Bundesregierung: Kein Kontakt mit Rojava

Die Bundesregierung will keine offiziellen Kontakte mit Rojava bezüglich der Auslieferung deutscher IS-Dschihadisten, da sie die Selbstverwaltung in Nordsyrien nicht anerkennt.

Kathrin Vogler und Helin Evrim Sommer, beide Abgeordnete der Bundestagsfraktion DIE LINKE, haben die Bundesregierung nach den von den YPG und QSD gefangengenommenen deutschen IS-Mitgliedern und nach diesbezüglichen Gesprächen mit der Selbstverwaltung von Rojava beziehungsweise Nord- und Ostsyriens gefragt. Im Namen der Bundesregierung antwortete Staatssekretärin Michelle Müntefering, dass sie eine Struktur, die sich „Selbstverwaltung von Rojava“ nennt, nicht anerkenne und deshalb bezüglich der Auslieferung deutscher Staatsbürger keine offiziellen Kontakte hergestellt werden.

Der BND ist vor Ort

Auf die Erklärung Münteferings, die Vertretung der Bundesrepublik Deutschland sei geschlossen, daher sei es nicht möglich festzustellen, ob sich unter den gefangenen IS-Angehörigen Deutsche befinden, sagte Helin Evrim Sommer: „Sie haben vorhin gesagt, dass Sie die Identität der deutschen Staatsbürger, der sogenannten IS-Kämpfer, die dort von der kurdischen Selbstverwaltung festgehalten werden, nicht richtig überprüfen konnten. Ich habe gestern eine Delegation aus Nordsyrien empfangen und diese hat mir mitgeteilt, dass dort genau 50 deutsche Staatsbürger festgehalten werden. Darüber hinaus ist der BND vor Ort und prüft das. Haben Sie überhaupt keine Kenntnis davon, dass das deutsche Staatsbürger sind?“

Was tut die Bundesregierung gegen den IS?

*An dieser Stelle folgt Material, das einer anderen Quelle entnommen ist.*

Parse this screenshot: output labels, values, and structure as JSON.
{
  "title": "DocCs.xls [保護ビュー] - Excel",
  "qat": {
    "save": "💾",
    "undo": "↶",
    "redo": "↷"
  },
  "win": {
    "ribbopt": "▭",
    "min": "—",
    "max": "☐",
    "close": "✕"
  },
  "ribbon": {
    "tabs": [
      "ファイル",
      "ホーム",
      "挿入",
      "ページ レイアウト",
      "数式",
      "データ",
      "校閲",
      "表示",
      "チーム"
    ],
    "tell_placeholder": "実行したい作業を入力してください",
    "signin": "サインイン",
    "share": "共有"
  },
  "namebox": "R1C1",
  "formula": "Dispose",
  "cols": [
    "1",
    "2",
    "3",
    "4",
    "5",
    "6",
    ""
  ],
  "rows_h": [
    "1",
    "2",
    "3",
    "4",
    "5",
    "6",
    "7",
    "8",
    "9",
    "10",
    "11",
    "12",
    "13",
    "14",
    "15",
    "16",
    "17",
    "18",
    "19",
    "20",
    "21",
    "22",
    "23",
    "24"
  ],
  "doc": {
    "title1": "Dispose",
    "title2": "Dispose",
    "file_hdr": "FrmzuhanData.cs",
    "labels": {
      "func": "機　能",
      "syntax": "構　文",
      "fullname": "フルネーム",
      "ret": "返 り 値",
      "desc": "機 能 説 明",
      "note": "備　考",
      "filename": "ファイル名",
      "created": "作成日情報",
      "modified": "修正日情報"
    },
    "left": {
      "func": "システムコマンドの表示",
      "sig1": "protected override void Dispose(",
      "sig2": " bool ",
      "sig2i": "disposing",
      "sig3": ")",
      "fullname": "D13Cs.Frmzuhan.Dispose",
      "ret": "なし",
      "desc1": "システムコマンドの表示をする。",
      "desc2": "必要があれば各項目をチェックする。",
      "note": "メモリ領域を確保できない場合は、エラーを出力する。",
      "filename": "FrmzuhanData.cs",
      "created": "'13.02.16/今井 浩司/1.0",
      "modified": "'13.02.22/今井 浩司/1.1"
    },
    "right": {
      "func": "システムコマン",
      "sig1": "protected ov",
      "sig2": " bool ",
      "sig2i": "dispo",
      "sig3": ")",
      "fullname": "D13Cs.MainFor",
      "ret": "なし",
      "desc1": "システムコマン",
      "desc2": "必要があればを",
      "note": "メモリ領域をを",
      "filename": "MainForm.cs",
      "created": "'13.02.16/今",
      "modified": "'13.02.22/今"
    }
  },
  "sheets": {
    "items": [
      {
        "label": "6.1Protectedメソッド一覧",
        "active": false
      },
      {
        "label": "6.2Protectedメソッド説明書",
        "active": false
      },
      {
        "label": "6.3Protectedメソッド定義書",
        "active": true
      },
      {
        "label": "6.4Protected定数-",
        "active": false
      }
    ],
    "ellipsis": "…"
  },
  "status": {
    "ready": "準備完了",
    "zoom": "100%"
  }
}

Weiter fragte die Linkspolitikerin: „Teilt die Bundesregierung die Ansicht, dass das kurdisch geführte Militärbündnis der Demokratischen Kräfte Syriens, abgekürzt SDF, die Hauptlast in den Bodenkämpfen gegen den sogenannten Islamischen Staat in Syrien getragen hat? Was hat die Bundesregierung bislang unternommen, um den NATO-Bündnispartner Türkei von einer Militärintervention in Nordsyrien abzuhalten, um den militärischen Sieg über den IS nicht zu gefährden bzw. zu verhindern, dass festgenommene IS-Kämpfer bei möglichen Kampfhandlungen freikommen könnten?“

Müntefering erklärte dazu, der Kampf gegen den IS sei nicht vorbei. Deutschland werde weiterhin Mitglied der Koalition bleiben. Man arbeite aber nicht direkt mit den Demokratischen Kräften Syriens zusammen.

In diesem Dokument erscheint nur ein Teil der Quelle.